But perhaps we don’t have the right to look at Lobel’s story—his stories—through that lens. Lobel’s books, after all, are ultimately happy. They affirm friendship. They show that people (or owls and amphibians) need and find joy in ties, even while acknowledging that relationships are as ephemeral as life.
My experience of Owl at Home has always been social. I likely first encountered the book during one of those important early kid’s events: story time.
Between kindergarten and third grade, my class went to the school library at least once a week for a reading with our librarian, Ms Wilkins, and to take out books.
Ms Wilkins was tall and gray-haired. She wore a heavy man’s watch, which I sometimes stared at when she read. She introduced us to Maurice Sendak’s Where the Wild Things Are. She read us Ezra Jack Keats’s The Snowy Day and paused to explain to us how the author used collage to make up his illustrations. I still remember the care she took to talk to us about each book that she selected, about how pictures and words were put together. She was teaching us how to see, what to look for in narrative—something that I don’t think anyone had ever really done for me before. I remember her as a reserved woman—not the kind of person whom one would peg as someone who wanted to work with kids. But as my reading advanced, she listened to me quietly when I told her I wanted books like Nancy Drew and the Bobbsey Twins. She didn’t grimace or laugh—and she steered me to Enid Blyton, P. L. Travers, and Dodie Smith.
To this day, the memory of Ms Wilkins—of sitting cross-legged on a low carpet of the library surrounded by other kids, of listening to her read in her low, scratchy voice—brings me immense comfort.
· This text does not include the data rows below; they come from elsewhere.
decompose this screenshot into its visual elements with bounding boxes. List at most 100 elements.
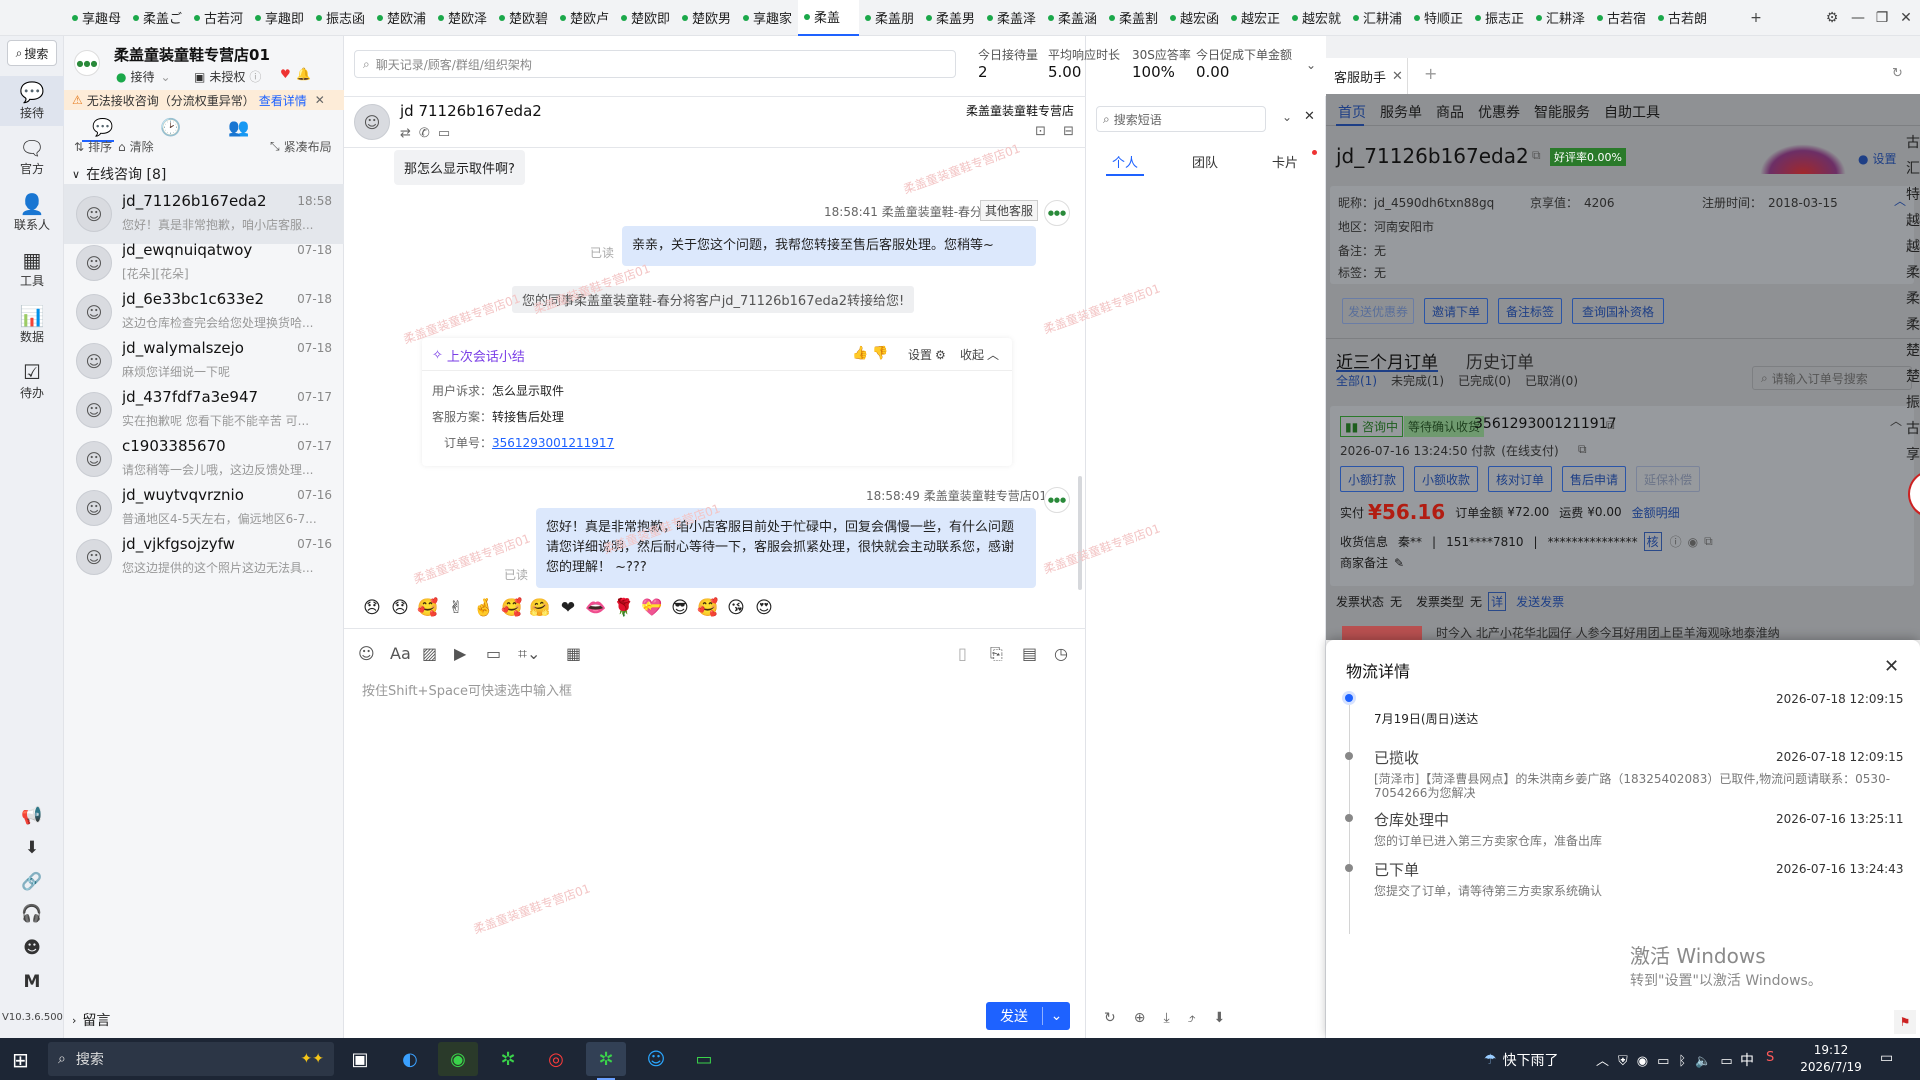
quick-emoji-icon[interactable]: 🌹 <box>610 598 638 618</box>
verify-order-button[interactable]: 核对订单 <box>1488 466 1552 492</box>
chevron-up-icon[interactable]: ︿ <box>1596 1054 1618 1069</box>
group-tab-icon[interactable]: 👥 <box>228 118 249 138</box>
clock-tab-icon[interactable]: 🕑 <box>160 118 181 138</box>
help-icon[interactable]: ⓘ <box>1670 533 1682 550</box>
top-tab[interactable]: 越宏就 <box>1286 0 1347 36</box>
quick-emoji-icon[interactable]: 😘 <box>722 598 750 618</box>
edge-tab-char[interactable]: 汇 <box>1906 156 1920 182</box>
send-coupon-button[interactable]: 发送优惠券 <box>1342 298 1414 324</box>
speaker-icon[interactable]: 🔈 <box>1695 1054 1720 1069</box>
tab-personal[interactable]: 个人 <box>1112 152 1138 171</box>
small-pay-button[interactable]: 小额打款 <box>1340 466 1404 492</box>
top-tab[interactable]: 楚欧卢 <box>554 0 615 36</box>
quick-emoji-icon[interactable]: 😞 <box>358 598 386 618</box>
remark-tag-button[interactable]: 备注标签 <box>1498 298 1562 324</box>
taskbar-clock[interactable]: 19:12 2026/7/19 <box>1796 1042 1866 1076</box>
top-tab[interactable]: 柔盖泽 <box>981 0 1042 36</box>
quick-emoji-icon[interactable]: 🤗 <box>526 598 554 618</box>
ime-indicator[interactable]: 中 <box>1740 1050 1754 1070</box>
quick-emoji-icon[interactable]: 😞 <box>386 598 414 618</box>
close-icon[interactable]: ✕ <box>1304 109 1315 124</box>
comment-icon[interactable]: ▤ <box>1022 644 1037 663</box>
edge-browser-icon[interactable]: ◐ <box>390 1042 430 1076</box>
chat-scrollbar[interactable] <box>1078 476 1082 590</box>
assistant-setting[interactable]: ● 设置 <box>1858 150 1897 167</box>
top-tab[interactable]: 柔盖 <box>798 0 859 36</box>
top-tab[interactable]: 柔盖ご <box>127 0 188 36</box>
copy-icon[interactable]: ⧉ <box>1606 418 1615 433</box>
app-green-chat-icon[interactable]: ▭ <box>684 1042 724 1076</box>
note-icon[interactable]: ▭ <box>438 126 458 141</box>
assistant-tab[interactable]: 客服助手 ✕ <box>1326 58 1408 94</box>
megaphone-icon[interactable]: 📢 <box>0 806 64 826</box>
assistant-nav-item[interactable]: 商品 <box>1436 102 1464 122</box>
quick-emoji-icon[interactable]: 🥰 <box>694 598 722 618</box>
send-options-chevron-icon[interactable]: ⌄ <box>1043 1008 1070 1024</box>
verify-tag[interactable]: 核 <box>1643 532 1662 551</box>
clear-button[interactable]: ⌂ 清除 <box>118 138 154 155</box>
edge-tab-char[interactable]: 越 <box>1906 234 1920 260</box>
top-tab[interactable]: 楚欧泽 <box>432 0 493 36</box>
chat-tab-icon[interactable]: 💬 <box>92 118 113 138</box>
share-icon[interactable]: ⊟ <box>1063 124 1074 139</box>
quick-search-input[interactable]: ⌕ 搜索短语 <box>1096 106 1266 132</box>
warranty-button[interactable]: 延保补偿 <box>1636 466 1700 492</box>
top-tab[interactable]: 享趣母 <box>66 0 127 36</box>
app-green-star-active-icon[interactable]: ✲ <box>586 1042 626 1076</box>
download-icon[interactable]: ⬇ <box>0 838 64 858</box>
top-tab[interactable]: 楚欧碧 <box>493 0 554 36</box>
top-tab[interactable]: 汇耕泽 <box>1530 0 1591 36</box>
top-tab[interactable]: 振志函 <box>310 0 371 36</box>
top-tab[interactable]: 柔盖涵 <box>1042 0 1103 36</box>
app-chat-bot-icon[interactable]: ☺ <box>636 1042 676 1076</box>
quick-emoji-icon[interactable]: 🤞 <box>470 598 498 618</box>
clipboard-icon[interactable]: ⎘ <box>990 644 1003 664</box>
download-icon[interactable]: ⬇ <box>1214 1010 1244 1026</box>
quick-emoji-icon[interactable]: 😎 <box>666 598 694 618</box>
edge-tab-char[interactable]: 柔 <box>1906 312 1920 338</box>
copy-icon[interactable]: ⧉ <box>1704 534 1713 549</box>
invoice-detail-tag[interactable]: 详 <box>1488 592 1507 611</box>
close-window-button[interactable]: ✕ <box>1892 0 1920 36</box>
history-clock-icon[interactable]: ◷ <box>1054 644 1068 663</box>
import-icon[interactable]: ⤓ <box>1163 1010 1187 1026</box>
session-item[interactable]: ☺ jd_vjkfgsojzyfw 07-16 您这边提供的这个照片这边无法具... <box>64 527 344 587</box>
bookmark-icon[interactable]: ⊡ <box>1035 124 1046 139</box>
close-icon[interactable]: ✕ <box>1392 69 1403 84</box>
edge-tab-char[interactable]: 振 <box>1906 390 1920 416</box>
copy-icon[interactable]: ⧉ <box>1578 442 1587 457</box>
tab-history-orders[interactable]: 历史订单 <box>1466 348 1534 373</box>
rail-item-todo[interactable]: ☑ 待办 <box>0 356 64 406</box>
add-tab-icon[interactable]: + <box>1424 64 1437 83</box>
sort-button[interactable]: ⇅ 排序 <box>74 138 112 155</box>
top-tab[interactable]: 古若朗 <box>1652 0 1713 36</box>
assistant-nav-item[interactable]: 服务单 <box>1380 102 1422 122</box>
edge-tab-char[interactable]: 越 <box>1906 208 1920 234</box>
wechat-tray-icon[interactable]: ◉ <box>1637 1054 1657 1069</box>
order-filter[interactable]: 已取消(0) <box>1525 372 1578 389</box>
windows-start-icon[interactable]: ⊞ <box>12 1048 29 1072</box>
rail-item-data[interactable]: 📊 数据 <box>0 300 64 350</box>
app-red-circle-icon[interactable]: ◎ <box>536 1042 576 1076</box>
quick-emoji-icon[interactable]: 🥰 <box>414 598 442 618</box>
app-tray-icon[interactable]: ▭ <box>1657 1054 1678 1069</box>
edge-tab-char[interactable]: 柔 <box>1906 260 1920 286</box>
assistant-nav-item[interactable]: 优惠券 <box>1478 102 1520 122</box>
quick-emoji-icon[interactable]: ✌ <box>442 598 470 618</box>
rail-search-button[interactable]: ⌕ 搜索 <box>7 40 57 66</box>
edge-tab-char[interactable]: 享 <box>1906 442 1920 468</box>
tab-card[interactable]: 卡片 <box>1272 152 1298 171</box>
order-link[interactable]: 3561293001211917 <box>492 436 614 450</box>
robot-icon[interactable]: ☻ <box>0 938 64 958</box>
order-filter[interactable]: 全部(1) <box>1336 372 1377 389</box>
sogou-icon[interactable]: S <box>1766 1050 1774 1065</box>
global-search-input[interactable]: ⌕ 聊天记录/顾客/群组/组织架构 <box>354 50 956 78</box>
copy-icon[interactable]: ⧉ <box>1532 148 1541 163</box>
thumb-down-icon[interactable]: 👎 <box>872 346 888 361</box>
weather-widget[interactable]: ☂ 快下雨了 <box>1484 1050 1559 1070</box>
task-view-icon[interactable]: ▣ <box>340 1042 380 1076</box>
top-tab[interactable]: 柔盖男 <box>920 0 981 36</box>
top-tab[interactable]: 汇耕浦 <box>1347 0 1408 36</box>
bluetooth-icon[interactable]: ᛒ <box>1678 1054 1695 1069</box>
top-tab[interactable]: 特顺正 <box>1408 0 1469 36</box>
It was this same feeling of intimacy and sharing that I tried to bring to my daughter when I read to her about Frog and Toad, and Owl.
In the wake of the US election, I have been thinking a lot about the uses of reading and writing. I dwell on how useless writing—my writing—seems to be. I consider this while taking refuge in stories that conclude happily and unhappily—in narratives that have the courtesy to end while our reality continues rudely and dangerously on.
We do think of reading and writing as solitary pursuits—perhaps they’re even selfish. But reading can take the form of a parent reading to a child, a story time for a class of eager kids. Or it can be one person and a book.
I tell myself this when I write: that a book may be an inanimate object, but it is also contains the words of a person reaching out. I tell myself that empathy works even when results are not immediately visible. Or I tell myself nothing and just go on.
At the end of Owl at Home, Owl has fallen asleep. The moon is still shining on him. It is there if Owl needs it.